Студент вскинул на него глазами.
– Я бы на вашем месте нисколько не затруднялся бы. Я сделал бы все, – отвечая на вопросительный взгляд Александра Львовича, продолжал он, – чтобы скрасить жизнь этого мальчугана. Не думаю, чтобы ему сладко жилось. Я бы постарался вырвать его из окружающей его обстановки. Одним словом, за жизнь сына я дал бы ему возможность тоже жить…
– То есть, иными словами, вы взяли бы его к себе, усыновили бы его?
– Понятно!
Эмма Романовна посмотрела сквозь пенсне строгим каким-то взглядом.
– Я думал об этом, – заметил Ихтиаров. – Однако затрудняюсь еще прийти к какому-нибудь заключению.

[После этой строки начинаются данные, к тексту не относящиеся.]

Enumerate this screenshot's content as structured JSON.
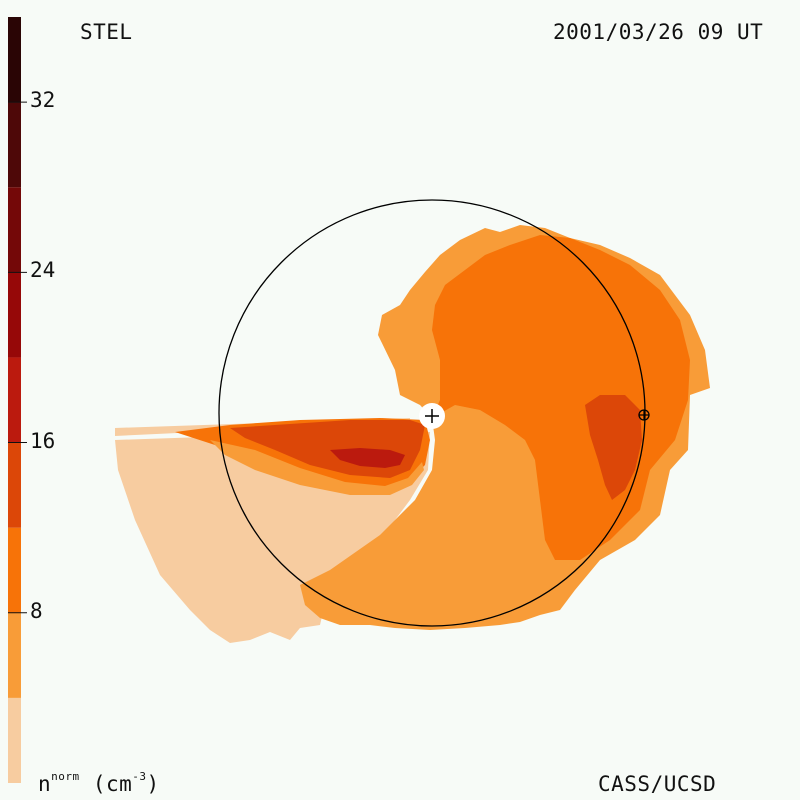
{
  "header": {
    "station": "STEL",
    "datetime": "2001/03/26 09 UT"
  },
  "footer": {
    "credit": "CASS/UCSD",
    "unit_base": "n",
    "unit_sup": "norm",
    "unit_paren": "(cm",
    "unit_exp": "-3",
    "unit_close": ")"
  },
  "colorbar": {
    "min": 0,
    "max": 36,
    "tick_labels": [
      "8",
      "16",
      "24",
      "32"
    ],
    "ticks": [
      8,
      16,
      24,
      32
    ],
    "levels": [
      {
        "from": 0,
        "to": 4,
        "color": "#f7cca0"
      },
      {
        "from": 4,
        "to": 8,
        "color": "#f89c38"
      },
      {
        "from": 8,
        "to": 12,
        "color": "#f77308"
      },
      {
        "from": 12,
        "to": 16,
        "color": "#dc4708"
      },
      {
        "from": 16,
        "to": 20,
        "color": "#bb1a0e"
      },
      {
        "from": 20,
        "to": 24,
        "color": "#960808"
      },
      {
        "from": 24,
        "to": 28,
        "color": "#740808"
      },
      {
        "from": 28,
        "to": 32,
        "color": "#4e0808"
      },
      {
        "from": 32,
        "to": 36,
        "color": "#2a0505"
      }
    ]
  },
  "map": {
    "sun_symbol": "+",
    "earth_symbol": "⊕"
  }
}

Виктор Петрович пожал плечами.
– Тут и думать-то нечего…
– Что вы, что вы! – перебила Эмма Романовна. – Как нечего думать? Не забудьте, что у Александра Львовича имеется сын, на которого общество уличного мальчика может повлиять не совсем желательным образом… Вы это упускаете из виду.
– Ничего я не упускаю из виду… Я даже помню, что не будь этого «уличного», как вы выражаетесь, мальчика, то сегодняшнее приключение могло бы скверно закончиться для сына Александра Львовича…
– А по-вашему, раз бродяга спас Сашу от смерти, то отсюда следует, что он должен погубить его нравственно? Я бы на месте Александра Львовича никогда бы не решилась рискнуть благополучием сына… Нет!
Эмма Романовна так энергично потрясла головой, что пенсне упало с ее носа и повисло на шнурке, продернутом за ухом.
– Эх, оставьте, Эмма Романовна, – с досадой отмахнулся студент, словно отбиваясь от шмелей, готовых впиться в его лицо. – Бросьте! Прежде чем говорить об «уличных» мальчишках, следует поближе познакомиться с ними… Среди них имеются такие «бродяги», в которых вы найдете хороших задатков вдвое больше, чем у иного благовоспитанного ребенка.
Эмма Романовна не могла согласиться с этим.
В сущности, она была добросердечная особа и, понятно, не могла питать ничего враждебного по отношению к Юрке. Но некоторые убеждения, впитанные ею с детства, а также привязанность, которую она чувствовала к Ихтиарову и его сыну, не позволяли ей встать на точку зрения студента.
Выросшая в добродетельной немецкой семье и вышедшая замуж за добропорядочного немца, Эмма Романовна испытывала уважение только лишь ко всему благообразному, вылощенному и чистому. Понятие о добродетели в ее глазах было тесно связано с представлением об аккуратности и чистоплотности. Она не могла ни на минуту даже допустить, что под грязными лохмотьями может скрываться золото, и ее всегда возмущали и приводили в ужас оборванцы-детишки, с утра до ночи бегавшие по улицам. В них она справедливо видела бездельников, что казалось ей верной почвой для развития пороков, и если не могла она обвинять самих ребятишек, то во всяком случае к их родителям питала глубокое отвращение и недоверие.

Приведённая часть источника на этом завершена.